In the next hour we took stationary or moving posts on a dozen cars as other metal strings entwined about us, and twenty times we bobbed around cars to avoid yard workers' eyes and a circling security truck with bubblegum roof lights. We boarded a slow rolling coal train and squatted atop anthracite like moonstruck cats until the train gathered speed and coal dust blew up and we jumped off the black cloud. So we shrugged and climbed out the yard bowl and slalomed the chaparral toward the far off postage stamp. An hour later Geko brightly used the GPS to determine our latitude and longitude, and dialed a Florida kin to paste the coordinates onto GoogleMaps and tell us where we are. "Then," assured my road partner, "I'll call Tomorrow, my wife, to pick us up!" However, Florida didn't answer and Tomorrow never arrives.

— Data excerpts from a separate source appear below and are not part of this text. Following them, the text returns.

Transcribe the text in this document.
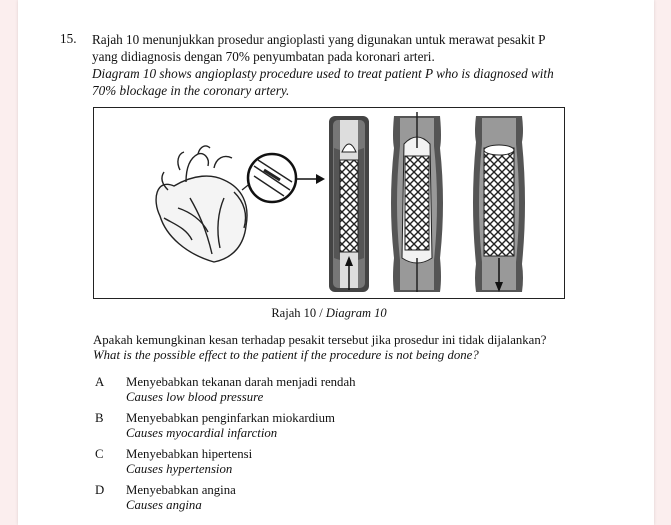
15. Rajah 10 menunjukkan prosedur angioplasti yang digunakan untuk merawat pesakit P yang didiagnosis dengan 70% penyumbatan pada koronari arteri.
Diagram 10 shows angioplasty procedure used to treat patient P who is diagnosed with 70% blockage in the coronary artery.
Rajah 10 / Diagram 10
Apakah kemungkinan kesan terhadap pesakit tersebut jika prosedur ini tidak dijalankan?
What is the possible effect to the patient if the procedure is not being done?
A Menyebabkan tekanan darah menjadi rendah
Causes low blood pressure
B Menyebabkan penginfarkan miokardium
Causes myocardial infarction
C Menyebabkan hipertensi
Causes hypertension
D Menyebabkan angina
Causes angina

 Approaching the freeway in another hour, five mongrels leaped out an abandoned car and barked our butts to the freeway sign that read 'Interstate 15'. False dawn lit a long arc along the freeway to lead us full circle back to the RR yard far end where we hiked up to yet another sign that broke the suspense, 'Barstow, California'. A nearby all-night diner was assaulted for eggs, bacon, and a plan to get home. The options were to freight that we nixed, Amtrak just left, Greyhound didn't go till noon, hitchhike, call the wife, or.. I dropped my fork and slapped my head, "Let's rent a car." "Avis is around the corner," chimed our waiter, and in five minutes we had reserved a car with no drop fee from Barstow to Colton for $40, about the same price as one Greyhound ticket.

On the short walk to Avis it was apparent that the hobo bug had drawn blood in Geko. "I like the ongoing puzzles with the need to remain calm during crises," he gushed. Now it was back to a California condo hidden in roses and a loving wife and high salary job, with a pain that will forever stab the heart every time a train whistle blows. He had darted from the crowd like other executive hobos who stumble on www.bokeelytours.com and found I was not too mad in the short run. Four hours later Geko wheeled a '09 Pontiac into the hospital lot near the Colton RR yard and exclaimed, "That's the way to return from a class hobo trip!"